Love the forum, there is so much interesting information on here.

We're travelling to Perth in about 3 weeks time and asking what the weather will be like at this time of year. Also are there any particular areas and restaurants that anyone can recommend. We're really looking forward to our first trip out there.

Thanks

Heather


----------



## Wanderer (Jun 16, 2007)

Sorry for delay in getting back Hetty but they say every cloud has a silver lining!

In this case, a week or so ago I would have said we're about to be burnt to a crisp - up to 37C in parts of NT and Queensland in winter!

But places further south have been more normal and Perth has been hovering around about 20C for the last week or so.
September will start to see it warm a little but I'd not expect it to be getting as hot as even 30C, 25 being a possibility.

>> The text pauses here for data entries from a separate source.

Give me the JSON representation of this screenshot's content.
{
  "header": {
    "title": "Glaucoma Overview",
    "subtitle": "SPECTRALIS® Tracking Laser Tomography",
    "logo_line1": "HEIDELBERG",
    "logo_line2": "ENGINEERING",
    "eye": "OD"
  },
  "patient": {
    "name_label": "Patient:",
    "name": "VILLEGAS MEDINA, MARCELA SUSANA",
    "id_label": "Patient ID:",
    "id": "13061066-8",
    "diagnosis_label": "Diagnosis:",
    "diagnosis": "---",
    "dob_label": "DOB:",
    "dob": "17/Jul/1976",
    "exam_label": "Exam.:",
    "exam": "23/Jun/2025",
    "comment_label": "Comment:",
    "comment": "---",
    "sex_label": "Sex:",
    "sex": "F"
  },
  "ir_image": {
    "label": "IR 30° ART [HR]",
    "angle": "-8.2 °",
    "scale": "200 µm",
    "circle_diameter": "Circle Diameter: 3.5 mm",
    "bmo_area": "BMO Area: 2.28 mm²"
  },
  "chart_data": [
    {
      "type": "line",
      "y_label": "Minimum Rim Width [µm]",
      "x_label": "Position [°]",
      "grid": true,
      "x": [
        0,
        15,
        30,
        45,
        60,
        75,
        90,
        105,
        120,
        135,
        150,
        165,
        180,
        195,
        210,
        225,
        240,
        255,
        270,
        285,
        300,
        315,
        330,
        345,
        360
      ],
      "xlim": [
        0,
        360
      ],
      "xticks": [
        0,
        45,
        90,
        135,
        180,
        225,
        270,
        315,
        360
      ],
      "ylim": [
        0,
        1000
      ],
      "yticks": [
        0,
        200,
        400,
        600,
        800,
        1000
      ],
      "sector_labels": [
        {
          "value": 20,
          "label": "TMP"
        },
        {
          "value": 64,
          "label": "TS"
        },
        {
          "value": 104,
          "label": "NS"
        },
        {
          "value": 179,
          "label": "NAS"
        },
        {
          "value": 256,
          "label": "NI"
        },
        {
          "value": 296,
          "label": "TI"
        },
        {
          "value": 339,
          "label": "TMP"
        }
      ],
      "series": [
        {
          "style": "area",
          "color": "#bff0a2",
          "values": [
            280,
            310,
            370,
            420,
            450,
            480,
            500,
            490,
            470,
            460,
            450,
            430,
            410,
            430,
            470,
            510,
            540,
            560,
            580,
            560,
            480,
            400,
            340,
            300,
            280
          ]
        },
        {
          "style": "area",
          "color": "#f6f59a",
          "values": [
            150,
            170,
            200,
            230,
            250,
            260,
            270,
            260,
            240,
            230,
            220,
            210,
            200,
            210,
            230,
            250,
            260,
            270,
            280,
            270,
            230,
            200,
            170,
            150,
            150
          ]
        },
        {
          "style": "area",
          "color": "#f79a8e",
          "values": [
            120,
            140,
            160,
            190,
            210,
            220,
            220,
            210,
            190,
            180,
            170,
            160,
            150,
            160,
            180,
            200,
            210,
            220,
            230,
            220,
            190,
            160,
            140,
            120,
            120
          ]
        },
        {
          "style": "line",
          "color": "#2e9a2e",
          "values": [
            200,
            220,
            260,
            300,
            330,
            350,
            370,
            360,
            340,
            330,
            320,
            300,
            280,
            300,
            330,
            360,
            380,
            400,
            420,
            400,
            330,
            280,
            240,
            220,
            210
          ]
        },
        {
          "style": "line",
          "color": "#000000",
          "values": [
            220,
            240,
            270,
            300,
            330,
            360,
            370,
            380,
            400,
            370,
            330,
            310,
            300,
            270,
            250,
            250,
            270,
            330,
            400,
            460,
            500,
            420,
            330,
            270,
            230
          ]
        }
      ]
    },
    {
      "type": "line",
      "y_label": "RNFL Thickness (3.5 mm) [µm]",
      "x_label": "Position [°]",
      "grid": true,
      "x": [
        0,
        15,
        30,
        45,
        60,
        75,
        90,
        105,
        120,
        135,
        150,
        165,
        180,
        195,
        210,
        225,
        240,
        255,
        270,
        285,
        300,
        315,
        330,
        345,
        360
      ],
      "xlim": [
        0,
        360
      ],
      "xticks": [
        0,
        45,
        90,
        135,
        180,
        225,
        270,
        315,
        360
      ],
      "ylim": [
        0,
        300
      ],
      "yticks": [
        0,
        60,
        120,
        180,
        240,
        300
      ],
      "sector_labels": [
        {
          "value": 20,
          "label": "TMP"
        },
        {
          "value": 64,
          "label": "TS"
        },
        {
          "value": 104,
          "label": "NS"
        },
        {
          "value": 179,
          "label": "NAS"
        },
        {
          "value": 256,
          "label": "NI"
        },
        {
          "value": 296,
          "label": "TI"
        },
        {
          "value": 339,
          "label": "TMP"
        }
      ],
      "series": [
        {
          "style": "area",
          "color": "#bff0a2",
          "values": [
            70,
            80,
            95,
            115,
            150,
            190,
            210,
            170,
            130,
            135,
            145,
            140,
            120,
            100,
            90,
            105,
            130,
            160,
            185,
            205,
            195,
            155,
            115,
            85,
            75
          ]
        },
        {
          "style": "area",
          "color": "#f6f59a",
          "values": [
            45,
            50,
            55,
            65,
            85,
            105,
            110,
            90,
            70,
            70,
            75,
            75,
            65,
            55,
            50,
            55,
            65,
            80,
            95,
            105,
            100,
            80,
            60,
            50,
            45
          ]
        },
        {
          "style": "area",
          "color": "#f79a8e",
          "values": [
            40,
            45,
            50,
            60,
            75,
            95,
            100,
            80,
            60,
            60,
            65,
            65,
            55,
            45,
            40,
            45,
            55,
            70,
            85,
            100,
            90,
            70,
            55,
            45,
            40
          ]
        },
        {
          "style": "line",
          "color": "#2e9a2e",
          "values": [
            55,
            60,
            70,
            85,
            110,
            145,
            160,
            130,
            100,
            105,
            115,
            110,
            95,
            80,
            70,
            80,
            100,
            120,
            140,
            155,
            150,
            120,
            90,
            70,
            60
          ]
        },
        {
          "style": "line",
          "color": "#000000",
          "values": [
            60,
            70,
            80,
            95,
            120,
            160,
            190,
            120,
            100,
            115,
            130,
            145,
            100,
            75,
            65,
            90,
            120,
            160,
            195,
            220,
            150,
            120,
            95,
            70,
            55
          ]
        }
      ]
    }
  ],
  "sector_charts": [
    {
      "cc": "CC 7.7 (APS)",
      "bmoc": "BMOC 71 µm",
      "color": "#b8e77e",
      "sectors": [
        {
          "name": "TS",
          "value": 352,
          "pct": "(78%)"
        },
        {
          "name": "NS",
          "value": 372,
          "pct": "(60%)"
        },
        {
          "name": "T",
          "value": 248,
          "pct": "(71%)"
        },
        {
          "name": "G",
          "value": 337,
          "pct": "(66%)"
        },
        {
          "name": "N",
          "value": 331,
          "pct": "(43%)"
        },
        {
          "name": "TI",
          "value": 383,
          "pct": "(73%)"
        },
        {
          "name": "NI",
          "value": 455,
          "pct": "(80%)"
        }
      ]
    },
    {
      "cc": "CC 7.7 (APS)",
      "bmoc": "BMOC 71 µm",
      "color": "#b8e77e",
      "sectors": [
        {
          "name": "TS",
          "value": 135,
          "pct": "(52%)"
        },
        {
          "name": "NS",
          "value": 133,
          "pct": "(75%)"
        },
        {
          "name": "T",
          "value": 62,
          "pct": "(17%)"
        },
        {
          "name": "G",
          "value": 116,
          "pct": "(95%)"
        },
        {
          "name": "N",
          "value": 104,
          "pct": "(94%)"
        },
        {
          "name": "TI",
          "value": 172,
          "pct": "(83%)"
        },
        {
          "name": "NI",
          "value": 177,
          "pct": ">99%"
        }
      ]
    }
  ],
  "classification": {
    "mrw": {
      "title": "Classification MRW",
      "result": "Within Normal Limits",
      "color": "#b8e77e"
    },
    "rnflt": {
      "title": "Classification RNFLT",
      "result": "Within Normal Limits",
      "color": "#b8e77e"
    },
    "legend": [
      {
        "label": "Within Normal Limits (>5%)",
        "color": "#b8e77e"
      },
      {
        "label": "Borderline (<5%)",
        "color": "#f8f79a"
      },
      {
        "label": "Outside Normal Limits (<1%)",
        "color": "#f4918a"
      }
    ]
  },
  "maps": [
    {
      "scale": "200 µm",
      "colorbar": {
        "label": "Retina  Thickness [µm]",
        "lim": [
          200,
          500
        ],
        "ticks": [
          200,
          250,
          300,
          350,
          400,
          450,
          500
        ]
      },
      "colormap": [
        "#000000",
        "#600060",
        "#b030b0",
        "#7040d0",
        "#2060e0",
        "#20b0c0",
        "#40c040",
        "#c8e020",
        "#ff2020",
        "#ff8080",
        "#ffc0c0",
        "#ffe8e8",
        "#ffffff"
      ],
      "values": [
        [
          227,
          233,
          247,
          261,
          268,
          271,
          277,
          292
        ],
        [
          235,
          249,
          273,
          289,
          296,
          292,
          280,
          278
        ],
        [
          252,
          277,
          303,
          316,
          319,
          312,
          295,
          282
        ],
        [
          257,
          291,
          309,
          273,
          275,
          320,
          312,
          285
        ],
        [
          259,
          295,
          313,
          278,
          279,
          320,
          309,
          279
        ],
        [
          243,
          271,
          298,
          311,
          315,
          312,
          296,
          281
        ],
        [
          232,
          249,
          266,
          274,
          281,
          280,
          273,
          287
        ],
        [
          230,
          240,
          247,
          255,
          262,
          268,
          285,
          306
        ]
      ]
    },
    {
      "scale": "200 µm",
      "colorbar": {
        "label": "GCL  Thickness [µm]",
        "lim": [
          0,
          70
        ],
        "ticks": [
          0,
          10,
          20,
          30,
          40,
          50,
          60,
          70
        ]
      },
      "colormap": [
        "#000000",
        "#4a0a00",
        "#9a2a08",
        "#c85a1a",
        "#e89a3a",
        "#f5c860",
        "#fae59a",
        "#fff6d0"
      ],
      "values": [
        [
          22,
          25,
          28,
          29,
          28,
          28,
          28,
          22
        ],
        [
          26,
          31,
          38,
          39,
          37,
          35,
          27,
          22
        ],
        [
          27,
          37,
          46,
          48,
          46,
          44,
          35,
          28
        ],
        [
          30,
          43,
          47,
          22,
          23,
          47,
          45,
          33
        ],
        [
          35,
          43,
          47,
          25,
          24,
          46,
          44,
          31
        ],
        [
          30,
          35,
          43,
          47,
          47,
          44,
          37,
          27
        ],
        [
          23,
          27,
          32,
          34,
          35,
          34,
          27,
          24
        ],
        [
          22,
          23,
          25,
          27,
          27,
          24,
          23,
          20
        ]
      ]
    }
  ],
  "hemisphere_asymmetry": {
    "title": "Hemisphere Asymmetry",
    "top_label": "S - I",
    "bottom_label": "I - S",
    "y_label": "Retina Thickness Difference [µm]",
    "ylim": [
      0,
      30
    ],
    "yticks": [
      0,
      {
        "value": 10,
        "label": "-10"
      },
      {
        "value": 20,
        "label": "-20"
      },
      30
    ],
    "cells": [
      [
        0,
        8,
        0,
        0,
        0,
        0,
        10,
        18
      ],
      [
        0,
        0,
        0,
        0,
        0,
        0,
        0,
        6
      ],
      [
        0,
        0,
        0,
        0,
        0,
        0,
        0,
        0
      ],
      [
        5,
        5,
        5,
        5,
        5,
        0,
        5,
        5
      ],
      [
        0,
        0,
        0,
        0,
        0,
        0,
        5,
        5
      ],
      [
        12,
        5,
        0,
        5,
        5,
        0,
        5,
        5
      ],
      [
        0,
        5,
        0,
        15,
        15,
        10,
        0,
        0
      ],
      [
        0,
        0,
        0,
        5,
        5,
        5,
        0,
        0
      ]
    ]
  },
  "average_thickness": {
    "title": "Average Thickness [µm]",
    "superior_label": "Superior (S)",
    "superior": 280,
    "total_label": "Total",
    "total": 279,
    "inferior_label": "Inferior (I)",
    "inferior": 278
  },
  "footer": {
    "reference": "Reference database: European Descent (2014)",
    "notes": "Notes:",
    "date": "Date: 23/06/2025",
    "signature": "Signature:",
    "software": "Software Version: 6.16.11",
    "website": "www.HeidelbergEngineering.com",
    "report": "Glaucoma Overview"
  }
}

Australian official weather can be looked up on Home Page - Bureau of Meteorology

I'm not overly familiar with Perth, it like being far enough away from the east coast it might as well be another country but I think one of the main restaurant/night life districts of CBD is referred to as Knightsbridge.
Then of course there is Fremantle which got a real kick on from the Alan Bond and Americas Cup days.

Rottnest Island is good for a day trip and perhaps even to overnight for a couple.

And with three weeks, unless you have reason to have all of it in Perth itself, I'd get a car and head of down into what is called the SW there - it always amuses me that as it's more SE other than the little bit that sticks out like a chin.
But wineries, lovely forests, beaches and islands and you can do a touring loop all the way over to Esperance and then up to Kalgoorlie and back to Perth to take in a bit of history or for less harsh country just stick with the SW/SE as it's wild flower time of year and you'll likely see tourism stuff splashed about on that.

There's a few places noerth along the coast but not too far as you quickly run into being out in the middle of nowhere, but if you're not on a restrictive budget you could always fly up to Broome and from there [ there's not much else around for yonks] head out to http://www.kooljaman.com.au/ , a pretty cool place and getting there by scenic light aircraft from Broome out over King Sound, Horizontal Falls and The Buccaneer Archipelago is a real treat.

You can get back on the cheap with Coral the Postie and less of a treat than an experience but have the Camera out when resting the bum for 10 minutes at Beagle Bay and get some snaps inside the Church.


----------



## BlackEyes (Nov 9, 2009)

When you want to play to the snow I think you should visit in the month of June to August, the Spring is September to November, then if you want to celebrate you Christmas on the beach the you can celebrate it there because, Summer time is from December to February.


----------